Walaupun begitu, pola pemberian gaji bagi para wartawan media nasional sebesar Kompas, tidaklah sama, alias tidak merata bagi ribuan wartawannya itu. Kinerja sang wartawan amat menentukan penghasilan yang bersangkutan. Dengan kebijakan media besar seperti ini, tentunya masih menyisakan banyak rekan wartawannya yang hidup pas-pasan, dapat sehari, habis sehari.
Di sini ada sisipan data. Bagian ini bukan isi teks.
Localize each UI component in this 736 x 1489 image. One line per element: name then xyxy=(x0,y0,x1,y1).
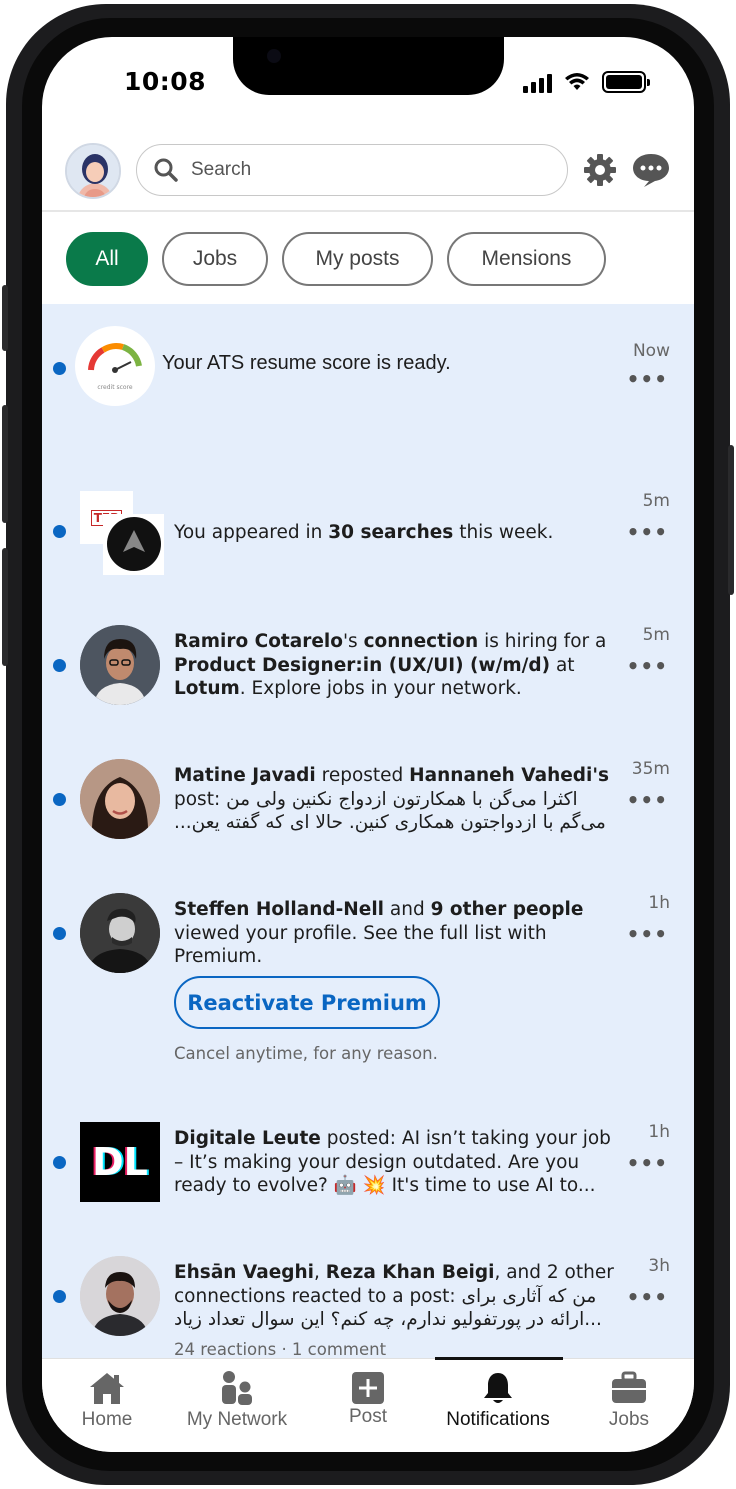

“Jika kondisi kalangan jurnalis yang bekerja di media-media besar yang mempunyai jaringan bisnis beromset miliaran hingga triliunan rupiah, masih cukup memprihatinkan, maka dapat dibayangkan kehidupan para jurnalis di daerah-daerah, yang hanya bermodal idealisme dan semangat empat lima. Bekerja dengan bermodal sebuah android untuk merekam hasil wawancara, sekaligus mengambil foto sang nara sumber dan obyek berita, tentunya tidak akan memberikan hasil (pendapatan) yang cukup,” bebernya.
Akibatnya, lanjut Wilson, di saat-saat genting masa karantina seperti sekarang, kalangan jurnalis merupakan kelompok rakyat yang amat rapuh dari sisi ekonomi. Sebagian besar mereka tidak memiliki persediaan kebutuhan hidup, tidak juga memiliki tabungan dana yang memadai untuk menjalani masa karantina, walau untuk beberapa hari saja.
“Jika sang wartawan memiliki keluarga dengan jumlah anak yang cukup banyak, semisal 3 atau 4 orang, tentunya menjadi beban yang sangat berat baginya. Wartawan tidak akan pernah berputus asa, apalagi mengeluh, terlebih lagi mengemis kepada siapapun,” ujarnya.
Idealisme seorang wartawan
Idealisme seorang wartawan yang selalu siap untuk hidup menderita, merupakan pegangan utama bagi mereka. Jangan pernah berharap, bahwa wartawan akan datang ke pemerintah, baik pusat maupun daerah, untuk sekadar meminta bantuan. Justru, para jurnalis sejati akan bergerak untuk menggalang kekuatan dalam mengatasi masalah yang dihadapi masyarakat. Wartawan hanya lantang suara ketika memperjuangkan rakyat, tetapi diam seribu bahasa jika bicara soal nasib-hidupnya sendiri.
“Walaupun wartawan diam, janganlah beranggapan mereka kuat dan mampu bertahan tanpa makan-minum sehari-hari. Wartawan tetaplah manusia. Mereka butuh asupan makanan untuk tetap bisa hidup. Mereka juga butuh menghidupi anak-istrinya sebagai bagian dari tanggung jawab kemanusiaannya di keluarganya,” katanya.
Pemerintah semestinya tidak melupakan kalangan jurnalis sebagai bagian dari rakyat Indonesia yang wajib diayomi dan dilindungi hidupnya. Berikan akses ke sumber-sumber ekonomi yang ada di lingkungan pemerintah, baik dari alokasi anggaran APBN/APBD maupun bentuk bantuan lainnya.
Pemanfaatan keuangan yang bersumber dari dana CSR perusahaan-perusahaan yang ada di daerah masing-masing dapat dimaksimalkan membantu warga masyarakat terdampak, termasuk kalangan wartawan.
Menurut Wilson, paling penting dari semua ini adalah bahwa para pengambil kebijakan di pemerintahan daerah semestinya peka terhadap kebutuhan warganya, terutama dari kalangan “pendiam” wartawan.
“Mereka adalah bagian dari tanggung jawab Anda, karena mereka adalah rakyat Anda. Saya hanya menyuarakan keresahan ratusan ribu wartawan se-nusantara, yang tidak pernah mereka utarakan, bahkan kepada saya pun tidak pernah,” pungkasnya.